JAKARTA - Chery membawa teknologi baru ke Indonesia yakni Chery Super Hybrid (CSH) dan disematkan untuk model Tiggo 8 alias menjadi varian terbaru.
Sejatinya, Chery Super Hybrid itu sendiri sama halnya dengan Plug in Hybrid (PHEV). Lantas mengapa Chery tak pakai nama PHEV?
Menjawab hal tersebut, Direktur penjualan Chery Sales Indonesia Budi Darmawan mengatakan sengaja memakai nama CSH dan bukan PHEV, karena untuk menunjukkan kelebihan hybrid yang dimiliki merek asal China itu.

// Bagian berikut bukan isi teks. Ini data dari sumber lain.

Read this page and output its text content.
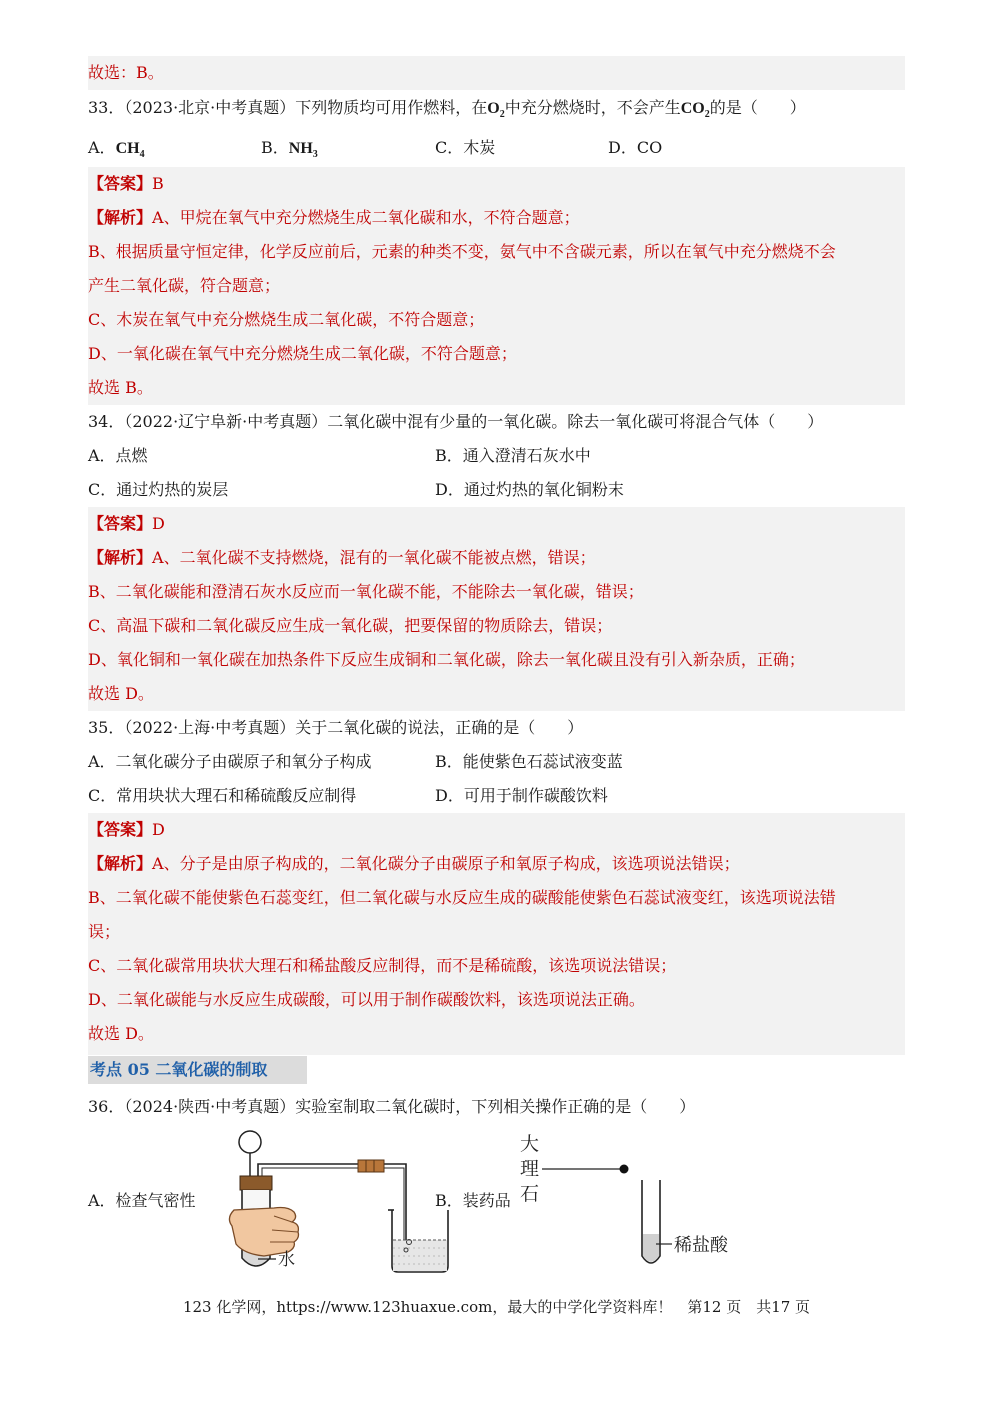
故选：B。
33．（2023·北京·中考真题）下列物质均可用作燃料，在$O_2$中充分燃烧时，不会产生$CO_2$的是（　　）
A．$CH_4$	B．$NH_3$	C．木炭	D．CO
【答案】B
【解析】A、甲烷在氧气中充分燃烧生成二氧化碳和水，不符合题意；
B、根据质量守恒定律，化学反应前后，元素的种类不变，氨气中不含碳元素，所以在氧气中充分燃烧不会
产生二氧化碳，符合题意；
C、木炭在氧气中充分燃烧生成二氧化碳，不符合题意；
D、一氧化碳在氧气中充分燃烧生成二氧化碳，不符合题意；
故选 B。
34．（2022·辽宁阜新·中考真题）二氧化碳中混有少量的一氧化碳。除去一氧化碳可将混合气体（　　）
A．点燃	B．通入澄清石灰水中
C．通过灼热的炭层	D．通过灼热的氧化铜粉末
【答案】D
【解析】A、二氧化碳不支持燃烧，混有的一氧化碳不能被点燃，错误；
B、二氧化碳能和澄清石灰水反应而一氧化碳不能，不能除去一氧化碳，错误；
C、高温下碳和二氧化碳反应生成一氧化碳，把要保留的物质除去，错误；
D、氧化铜和一氧化碳在加热条件下反应生成铜和二氧化碳，除去一氧化碳且没有引入新杂质，正确；
故选 D。
35．（2022·上海·中考真题）关于二氧化碳的说法，正确的是（　　）
A．二氧化碳分子由碳原子和氧分子构成	B．能使紫色石蕊试液变蓝
C．常用块状大理石和稀硫酸反应制得	D．可用于制作碳酸饮料
【答案】D
【解析】A、分子是由原子构成的，二氧化碳分子由碳原子和氧原子构成，该选项说法错误；
B、二氧化碳不能使紫色石蕊变红，但二氧化碳与水反应生成的碳酸能使紫色石蕊试液变红，该选项说法错
误；
C、二氧化碳常用块状大理石和稀盐酸反应制得，而不是稀硫酸，该选项说法错误；
D、二氧化碳能与水反应生成碳酸，可以用于制作碳酸饮料，该选项说法正确。
故选 D。
考点 05 二氧化碳的制取
36．（2024·陕西·中考真题）实验室制取二氧化碳时，下列相关操作正确的是（　　）
A．检查气密性	B．装药品
水
大
理
石
稀盐酸
123 化学网，https://www.123huaxue.com，最大的中学化学资料库！　第12 页　共17 页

"Karena kalau memang kita itu di Indonesia khususnya mau mempelopori pemakaian CSH, sebenarnya ini juga kan satu tingkat di atas hybrid," katanya, saat ditemui di kawasan Pantai Indah Kapuk, beberapa waktu lalu.
BACA JUGA:
Lebih lanjut ia mengungkapkan, memang selama ini customer tahunya itu teknologi PHEV, dan Chery tentunya memiliki branding sendiri dengan menyebut Chery Super Hybrid.
Chery sendiri bukan pemain baru di segmen satu ini, sebab saat ini teknologi tersebut sudah memasuki generasi kelima yang dikembangkan merek China itu.
Secara spesifikasi, Chery Tiggo 8 CSH dibekali dengan mesin CTECO H4J15 berkapasitas 1.500 cc turbo, yang dikembangkan eksklusif untuk platform Chery Super Hybrid generasi terbaru.
Mesin ini mampu menghasilkan tenaga sebesar 243 PS dan torsi hingga 215 Nm dengan konsumsi bahan bakar yang sangat efisien, mencapai 76 Km/liter berdasarkan pengujian WLTC. Sementara itu, baterai yang disematkan pada mobil ini diklaim mampu menempuh jarak 90 km.